Sejsmometry potrafią zarejestrować trzęsienie ziemi – to żadna sensacja. W końcu do tego zostały zaprojektowane i zbudowane. Ale ta czuła aparatura potrafi zarejestrować coś więcej.
Okazuje się, że sejsmografy stacji sejsmologicznych mogą rejestrować także drgania gruntu wywołane przez próbne eksplozje jądrowe. Nowa Ziemia, położona w obszarze arktycznym, była poligonem atomowym Związku Radzieckiego. Tam 30 października 1961 roku dokonano eksplozji bomby wodorowej w atmosferze na wysokości 4000 m (była to największa w historii eksplozja ładunku nuklearnego o mocy 58 megaton). Choć wybuch nastąpił ponad ziemią i to w odległości 3500 km od Krakowa, aparatura go zarejestrowała. Zapis drgań gruntu w Krakowie po tej eksplozji przedstawia fotografia nr 1. W Raciborzu wstrząs zapisał się bardzo słabo.
Dla porównania przedstawiono sejsmogramy z 2 listopada 1974 roku z zapisem drgań po eksplozji także na Nowej Ziemi, choć tym razem była to próba podziemna.
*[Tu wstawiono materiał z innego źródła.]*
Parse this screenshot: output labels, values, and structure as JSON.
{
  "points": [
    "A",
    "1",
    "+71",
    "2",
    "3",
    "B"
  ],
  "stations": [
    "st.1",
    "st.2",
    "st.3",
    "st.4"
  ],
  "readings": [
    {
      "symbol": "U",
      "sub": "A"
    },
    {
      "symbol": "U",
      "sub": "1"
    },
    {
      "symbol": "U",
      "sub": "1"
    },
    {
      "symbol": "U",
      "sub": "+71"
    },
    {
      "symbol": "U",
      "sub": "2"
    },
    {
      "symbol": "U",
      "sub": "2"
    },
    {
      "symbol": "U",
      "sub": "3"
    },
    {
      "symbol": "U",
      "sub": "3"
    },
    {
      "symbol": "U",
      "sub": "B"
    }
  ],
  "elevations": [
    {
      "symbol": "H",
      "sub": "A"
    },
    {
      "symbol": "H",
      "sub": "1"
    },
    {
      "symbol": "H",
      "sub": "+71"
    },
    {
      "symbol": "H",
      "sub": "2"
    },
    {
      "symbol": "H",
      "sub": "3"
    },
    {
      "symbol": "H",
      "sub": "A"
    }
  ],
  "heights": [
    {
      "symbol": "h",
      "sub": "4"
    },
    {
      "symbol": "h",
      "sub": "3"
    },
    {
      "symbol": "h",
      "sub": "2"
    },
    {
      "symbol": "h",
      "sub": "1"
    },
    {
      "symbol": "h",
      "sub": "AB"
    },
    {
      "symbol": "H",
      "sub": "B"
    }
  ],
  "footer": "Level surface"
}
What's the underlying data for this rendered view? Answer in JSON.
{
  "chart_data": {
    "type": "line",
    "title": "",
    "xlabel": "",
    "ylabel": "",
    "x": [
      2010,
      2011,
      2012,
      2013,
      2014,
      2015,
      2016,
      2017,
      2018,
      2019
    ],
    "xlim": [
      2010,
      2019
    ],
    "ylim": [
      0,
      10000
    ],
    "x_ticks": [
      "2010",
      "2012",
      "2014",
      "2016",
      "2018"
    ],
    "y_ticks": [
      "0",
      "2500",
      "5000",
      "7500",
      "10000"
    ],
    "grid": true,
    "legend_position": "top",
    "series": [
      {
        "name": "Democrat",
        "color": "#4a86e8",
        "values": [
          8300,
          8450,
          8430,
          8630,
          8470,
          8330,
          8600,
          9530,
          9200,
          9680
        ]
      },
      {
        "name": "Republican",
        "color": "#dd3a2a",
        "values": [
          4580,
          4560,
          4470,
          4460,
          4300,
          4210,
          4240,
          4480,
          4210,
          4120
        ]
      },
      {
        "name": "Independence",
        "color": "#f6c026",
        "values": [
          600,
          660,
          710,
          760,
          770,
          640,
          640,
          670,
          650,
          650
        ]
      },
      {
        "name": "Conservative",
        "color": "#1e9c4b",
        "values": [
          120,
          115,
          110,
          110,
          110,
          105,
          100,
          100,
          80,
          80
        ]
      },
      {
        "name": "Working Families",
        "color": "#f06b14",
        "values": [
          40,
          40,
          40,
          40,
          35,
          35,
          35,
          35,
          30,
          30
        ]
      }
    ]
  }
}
Wyraźnie widać, że te drgania były znacznie silniejsze, zarówno w Krakowie jak i w Raciborzu.
Stacje sejsmiczne w Krakowie (obecnie w Ojcowie) i Raciborzu należą do Instytutu Geofizyki Polskiej Akademii Nauk, który od początku istnienia prowadzi ciągły monitoring sejsmiczny. Obecnie Polska Sieć Sejsmologiczna składa się z 10 obserwatoriów położonych na terenie kraju i jednego znajdującego się w Polskiej Stacji Polarnej na Spitsbergenie.